MORE RECENT INHABITANTS OF THE AREA were the Woolly Mammoths that
were here in the Ice Ages - you can see bones, teeth and a tusk
which have been found locally.
PEOPLE HAVE LIVED IN HUNTINGDONSHIRE for a quarter of a million
years. On display at the Norris are the flint tools of the first
Stone Age settlers, and weapons and pottery from the Bronze Age
and the Iron Age. There are finds from local Roman cemeteries and
a reconstruction of the Roman town of Godmanchester.
WE HAVE ARMS AND ARMOUR from the Civil War, when Huntingdon was
the birthplace of the Roundhead commander Oliver Cromwell and King
Charles passed through the county as a hunted fugitive.
FROM A LATER WAR come intricate objects of bone and straw made
by French inmates of the prison camp at Norman Cross during the
Napoleonic Wars. And there are displays of the local craft of lace-making
and the local sport of ice-skating on the flooded Fens.
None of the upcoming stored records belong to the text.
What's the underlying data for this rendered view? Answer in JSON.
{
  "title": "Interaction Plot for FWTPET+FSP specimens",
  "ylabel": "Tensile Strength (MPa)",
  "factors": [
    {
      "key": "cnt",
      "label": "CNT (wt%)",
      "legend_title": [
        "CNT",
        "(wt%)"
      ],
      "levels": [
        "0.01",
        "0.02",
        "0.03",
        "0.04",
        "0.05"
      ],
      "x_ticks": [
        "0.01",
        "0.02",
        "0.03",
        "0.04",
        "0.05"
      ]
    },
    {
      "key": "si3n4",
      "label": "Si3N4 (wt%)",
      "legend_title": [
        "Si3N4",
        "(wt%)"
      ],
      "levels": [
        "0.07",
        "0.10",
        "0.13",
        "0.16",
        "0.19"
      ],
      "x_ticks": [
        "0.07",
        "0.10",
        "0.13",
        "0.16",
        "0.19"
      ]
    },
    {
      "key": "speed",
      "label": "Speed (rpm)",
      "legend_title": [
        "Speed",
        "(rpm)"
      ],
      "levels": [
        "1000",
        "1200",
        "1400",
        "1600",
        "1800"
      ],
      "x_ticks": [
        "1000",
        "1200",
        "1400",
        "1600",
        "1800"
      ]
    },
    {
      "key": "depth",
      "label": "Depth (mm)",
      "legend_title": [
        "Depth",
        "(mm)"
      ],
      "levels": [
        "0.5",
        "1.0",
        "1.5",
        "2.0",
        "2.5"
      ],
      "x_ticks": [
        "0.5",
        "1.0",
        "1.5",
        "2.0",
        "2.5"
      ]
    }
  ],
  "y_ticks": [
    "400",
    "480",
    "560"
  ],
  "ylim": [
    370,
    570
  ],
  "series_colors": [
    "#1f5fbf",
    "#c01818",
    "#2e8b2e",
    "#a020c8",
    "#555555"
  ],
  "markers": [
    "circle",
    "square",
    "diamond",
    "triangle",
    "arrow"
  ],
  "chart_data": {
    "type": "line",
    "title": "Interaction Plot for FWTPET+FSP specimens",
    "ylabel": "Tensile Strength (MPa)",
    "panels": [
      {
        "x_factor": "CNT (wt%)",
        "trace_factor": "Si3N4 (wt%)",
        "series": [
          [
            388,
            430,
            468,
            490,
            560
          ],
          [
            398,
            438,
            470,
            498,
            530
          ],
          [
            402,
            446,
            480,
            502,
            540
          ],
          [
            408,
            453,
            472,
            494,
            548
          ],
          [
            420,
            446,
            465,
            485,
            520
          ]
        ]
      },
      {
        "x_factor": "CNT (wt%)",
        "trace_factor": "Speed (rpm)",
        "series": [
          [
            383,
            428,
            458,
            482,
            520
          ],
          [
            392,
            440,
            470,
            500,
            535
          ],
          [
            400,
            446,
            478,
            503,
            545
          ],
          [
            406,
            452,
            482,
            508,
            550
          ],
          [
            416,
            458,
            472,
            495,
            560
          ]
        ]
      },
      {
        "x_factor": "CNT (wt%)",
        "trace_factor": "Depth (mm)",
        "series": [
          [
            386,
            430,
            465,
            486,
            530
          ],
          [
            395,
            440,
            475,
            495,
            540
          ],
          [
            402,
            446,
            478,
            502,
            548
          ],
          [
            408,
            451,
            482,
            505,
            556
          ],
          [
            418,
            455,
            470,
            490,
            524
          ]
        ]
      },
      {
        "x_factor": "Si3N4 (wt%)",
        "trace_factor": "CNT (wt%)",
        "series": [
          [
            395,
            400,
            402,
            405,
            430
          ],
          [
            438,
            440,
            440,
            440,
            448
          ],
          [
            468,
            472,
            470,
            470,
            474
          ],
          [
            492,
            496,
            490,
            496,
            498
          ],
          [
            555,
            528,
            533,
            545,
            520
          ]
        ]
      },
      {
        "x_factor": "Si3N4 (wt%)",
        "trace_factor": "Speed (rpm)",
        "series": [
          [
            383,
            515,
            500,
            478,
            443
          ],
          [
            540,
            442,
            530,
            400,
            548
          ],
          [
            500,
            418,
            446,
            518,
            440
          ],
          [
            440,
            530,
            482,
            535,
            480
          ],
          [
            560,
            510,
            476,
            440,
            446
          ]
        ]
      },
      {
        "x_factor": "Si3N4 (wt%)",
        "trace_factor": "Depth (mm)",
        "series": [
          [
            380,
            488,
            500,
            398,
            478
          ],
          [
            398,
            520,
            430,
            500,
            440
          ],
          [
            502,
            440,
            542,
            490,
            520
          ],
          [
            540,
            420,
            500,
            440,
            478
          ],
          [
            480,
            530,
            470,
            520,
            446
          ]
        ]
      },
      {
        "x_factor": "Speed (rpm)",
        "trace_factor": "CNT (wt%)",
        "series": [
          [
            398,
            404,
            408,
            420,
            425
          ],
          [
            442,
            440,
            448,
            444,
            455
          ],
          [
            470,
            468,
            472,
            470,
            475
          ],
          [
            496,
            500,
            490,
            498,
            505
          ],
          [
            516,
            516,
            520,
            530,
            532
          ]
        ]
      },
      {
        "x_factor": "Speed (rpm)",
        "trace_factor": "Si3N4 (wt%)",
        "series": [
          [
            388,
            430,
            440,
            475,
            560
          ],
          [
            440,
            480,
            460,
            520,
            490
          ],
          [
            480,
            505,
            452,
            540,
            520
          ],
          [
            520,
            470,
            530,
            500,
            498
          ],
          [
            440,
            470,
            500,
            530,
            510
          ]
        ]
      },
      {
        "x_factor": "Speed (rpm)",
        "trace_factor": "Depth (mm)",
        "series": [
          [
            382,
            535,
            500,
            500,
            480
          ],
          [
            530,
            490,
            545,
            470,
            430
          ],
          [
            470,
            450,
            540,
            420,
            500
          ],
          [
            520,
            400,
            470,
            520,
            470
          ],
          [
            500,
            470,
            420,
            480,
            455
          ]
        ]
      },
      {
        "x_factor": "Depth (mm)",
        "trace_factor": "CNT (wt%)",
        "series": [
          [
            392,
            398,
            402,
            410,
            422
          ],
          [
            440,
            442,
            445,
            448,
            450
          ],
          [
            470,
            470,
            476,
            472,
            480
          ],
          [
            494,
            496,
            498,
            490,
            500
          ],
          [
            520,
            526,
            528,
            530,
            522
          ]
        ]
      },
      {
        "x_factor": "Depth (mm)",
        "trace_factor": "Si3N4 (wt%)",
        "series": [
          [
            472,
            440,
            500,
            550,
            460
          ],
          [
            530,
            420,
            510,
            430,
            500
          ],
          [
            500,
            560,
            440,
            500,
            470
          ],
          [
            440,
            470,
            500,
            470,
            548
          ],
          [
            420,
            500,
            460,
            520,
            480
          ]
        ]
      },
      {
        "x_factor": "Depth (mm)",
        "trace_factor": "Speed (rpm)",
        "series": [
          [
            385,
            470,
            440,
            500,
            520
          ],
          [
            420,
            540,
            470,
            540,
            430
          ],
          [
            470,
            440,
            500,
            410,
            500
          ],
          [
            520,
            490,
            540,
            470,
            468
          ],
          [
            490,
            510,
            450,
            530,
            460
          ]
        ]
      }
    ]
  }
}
OUR VIDEO SCREEN shows you films of the Fen skaters in action,
and of traction engines that were built at St Ives by the family
firm of Fowells.
THE NORRIS MUSEUM WAS FOUNDED BY HERBERT NORRIS, who left his lifetime's
collection of Huntingdonshire relics to the people of St Ives when
he died in 1931.
AS WELL AS THE MUSEUM COLLECTIONS, the Norris Museum has an art
gallery showing paintings of the local landscape. There is also
a research library (by appointment only).